Liu, who seems to avoid standing in proximity to Mosby, comes closer again now that Mosby is elsewhere. “Don’t judge all of us based on the likes of Mosby,” he says. “There’s a reason they put a civilian in charge of the expedition.”
I don’t know who “they” refers to, but I doubt it matters. “I am not here to judge you. The only judgment I am authorized to make is to determine the legitimacy of grievance in interspecies conflict.”
Liu does something with the muscles in his lips. “I’m sorry, it’s easy to forget you learned our language less than an hour ago. I meant that you must be forming impressions of what our species is like, and Mosby isn’t representative. Not of all of us, anyway.”
“I will take that under consideration.”
Rosenberg returns alone. She apologizes for Mosby’s behavior, though I would not have known he behaved inappropriately if she and Liu had not told me. Rosenberg is a leader, but not a killer, and seems to have incomplete authority over Mosby.
“So,” Rosenberg says as she leans against the exam table next to mine. “You saved our butts out there, and now you’re stuck with us. First of all: thank you. Second, if we could impose upon you further, we could use some help navigating this region of space.”
Now I am truly confused. “You do not know where you are going?”
Rosenberg lets out a breath noisily. “The Brights left this ship in our home system a little over thirteen thousand years ago. When we discovered it, their recorded instructions were… cryptic, but the nav system came pre-programmed. We’ve been following the course they set for us, but obviously we’re having some trouble with the locals along the way.”
Her lengthy reply does not actually answer my question. I try to rephrase it to be clearer. “What is the purpose of your journey?”

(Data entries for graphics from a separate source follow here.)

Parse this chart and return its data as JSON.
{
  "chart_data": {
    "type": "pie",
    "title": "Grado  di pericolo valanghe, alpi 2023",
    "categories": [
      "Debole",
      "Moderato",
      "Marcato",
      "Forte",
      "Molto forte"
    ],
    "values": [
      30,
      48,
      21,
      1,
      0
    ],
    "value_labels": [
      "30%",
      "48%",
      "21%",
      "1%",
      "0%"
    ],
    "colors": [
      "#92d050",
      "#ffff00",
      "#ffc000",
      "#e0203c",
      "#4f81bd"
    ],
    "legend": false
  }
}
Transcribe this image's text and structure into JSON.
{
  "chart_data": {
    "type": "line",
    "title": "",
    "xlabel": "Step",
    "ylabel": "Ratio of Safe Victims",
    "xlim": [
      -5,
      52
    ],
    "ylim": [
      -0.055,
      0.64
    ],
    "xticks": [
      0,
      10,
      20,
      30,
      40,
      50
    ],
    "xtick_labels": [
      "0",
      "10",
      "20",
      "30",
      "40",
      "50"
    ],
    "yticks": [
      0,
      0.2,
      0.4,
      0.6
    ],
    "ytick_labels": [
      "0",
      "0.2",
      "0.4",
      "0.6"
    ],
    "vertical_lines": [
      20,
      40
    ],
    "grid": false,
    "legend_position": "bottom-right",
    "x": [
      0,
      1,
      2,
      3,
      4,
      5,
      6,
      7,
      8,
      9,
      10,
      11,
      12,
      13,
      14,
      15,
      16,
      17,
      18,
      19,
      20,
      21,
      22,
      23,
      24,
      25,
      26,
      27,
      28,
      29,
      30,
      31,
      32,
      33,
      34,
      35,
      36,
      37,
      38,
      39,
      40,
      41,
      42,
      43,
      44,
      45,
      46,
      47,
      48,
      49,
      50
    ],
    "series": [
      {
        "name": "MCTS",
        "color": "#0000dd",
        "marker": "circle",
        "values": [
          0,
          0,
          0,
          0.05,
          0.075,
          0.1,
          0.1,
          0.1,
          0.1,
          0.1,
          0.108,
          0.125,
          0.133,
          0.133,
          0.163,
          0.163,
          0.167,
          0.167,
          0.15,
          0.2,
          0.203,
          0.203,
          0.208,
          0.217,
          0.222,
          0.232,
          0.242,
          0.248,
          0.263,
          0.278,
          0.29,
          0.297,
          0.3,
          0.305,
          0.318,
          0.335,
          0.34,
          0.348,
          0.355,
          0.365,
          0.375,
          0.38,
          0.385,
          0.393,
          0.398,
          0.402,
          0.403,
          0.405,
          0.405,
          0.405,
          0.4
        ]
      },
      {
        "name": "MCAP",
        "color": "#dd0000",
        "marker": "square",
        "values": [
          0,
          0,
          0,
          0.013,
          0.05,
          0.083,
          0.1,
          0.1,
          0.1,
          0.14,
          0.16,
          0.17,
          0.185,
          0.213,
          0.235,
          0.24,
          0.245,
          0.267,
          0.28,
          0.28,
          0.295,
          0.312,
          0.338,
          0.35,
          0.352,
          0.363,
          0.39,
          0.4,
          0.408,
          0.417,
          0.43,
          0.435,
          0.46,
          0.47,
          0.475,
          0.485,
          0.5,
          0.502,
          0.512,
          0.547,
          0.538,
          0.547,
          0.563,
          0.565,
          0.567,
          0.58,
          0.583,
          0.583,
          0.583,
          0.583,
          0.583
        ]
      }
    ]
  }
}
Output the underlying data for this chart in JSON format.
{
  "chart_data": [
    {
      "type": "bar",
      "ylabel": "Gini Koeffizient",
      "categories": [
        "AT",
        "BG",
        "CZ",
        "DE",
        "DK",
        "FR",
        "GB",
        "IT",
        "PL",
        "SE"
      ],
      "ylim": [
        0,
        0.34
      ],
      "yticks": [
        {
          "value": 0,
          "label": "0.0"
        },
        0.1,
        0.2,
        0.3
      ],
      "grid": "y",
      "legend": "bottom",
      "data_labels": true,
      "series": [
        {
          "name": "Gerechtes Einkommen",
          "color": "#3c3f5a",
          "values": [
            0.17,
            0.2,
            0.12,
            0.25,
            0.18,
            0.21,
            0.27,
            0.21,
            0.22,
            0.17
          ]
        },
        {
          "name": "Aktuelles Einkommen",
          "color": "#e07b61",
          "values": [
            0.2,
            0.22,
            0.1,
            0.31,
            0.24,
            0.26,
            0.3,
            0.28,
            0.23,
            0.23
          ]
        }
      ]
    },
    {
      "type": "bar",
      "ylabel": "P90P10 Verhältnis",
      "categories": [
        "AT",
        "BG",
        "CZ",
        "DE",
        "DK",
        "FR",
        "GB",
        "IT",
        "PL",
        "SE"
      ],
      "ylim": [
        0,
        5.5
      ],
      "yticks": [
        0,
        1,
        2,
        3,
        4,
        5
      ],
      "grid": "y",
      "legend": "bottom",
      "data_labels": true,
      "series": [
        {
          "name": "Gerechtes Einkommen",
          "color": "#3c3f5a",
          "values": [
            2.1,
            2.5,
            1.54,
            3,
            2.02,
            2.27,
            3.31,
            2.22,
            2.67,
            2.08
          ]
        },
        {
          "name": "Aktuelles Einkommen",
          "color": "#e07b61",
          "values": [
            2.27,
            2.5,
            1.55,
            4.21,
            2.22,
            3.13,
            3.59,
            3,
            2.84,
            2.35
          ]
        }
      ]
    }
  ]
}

“We’re going to Bright space. It’s not clear why they want us to come, but we couldn’t pass up an invitation like this.” She raised a hand as if to indicate the room, or perhaps the ship at large. “I’ve done some poking around in the database to learn about your species, so I know the Sheekah were allies of the Brights once. Would you consider helping them now, even if they’re not here to ask for it?”
This surprises me. “You do not know?”
“Know what?”
“They are gone.”
“Gone,” Liu interjects loudly, before Rosenberg can answer. I do not understand why he repeats the word — perhaps I misused it.
“The Brights went extinct,” I clarify. “They developed a genetic anomaly that spread from cell to cell throughout the body, causing widespread genomic degradation, and was, like a pathogen, highly transmissible between individuals. Many Sheekah were infected trying to help them before the Ambassadorial High Council declared quarantine.”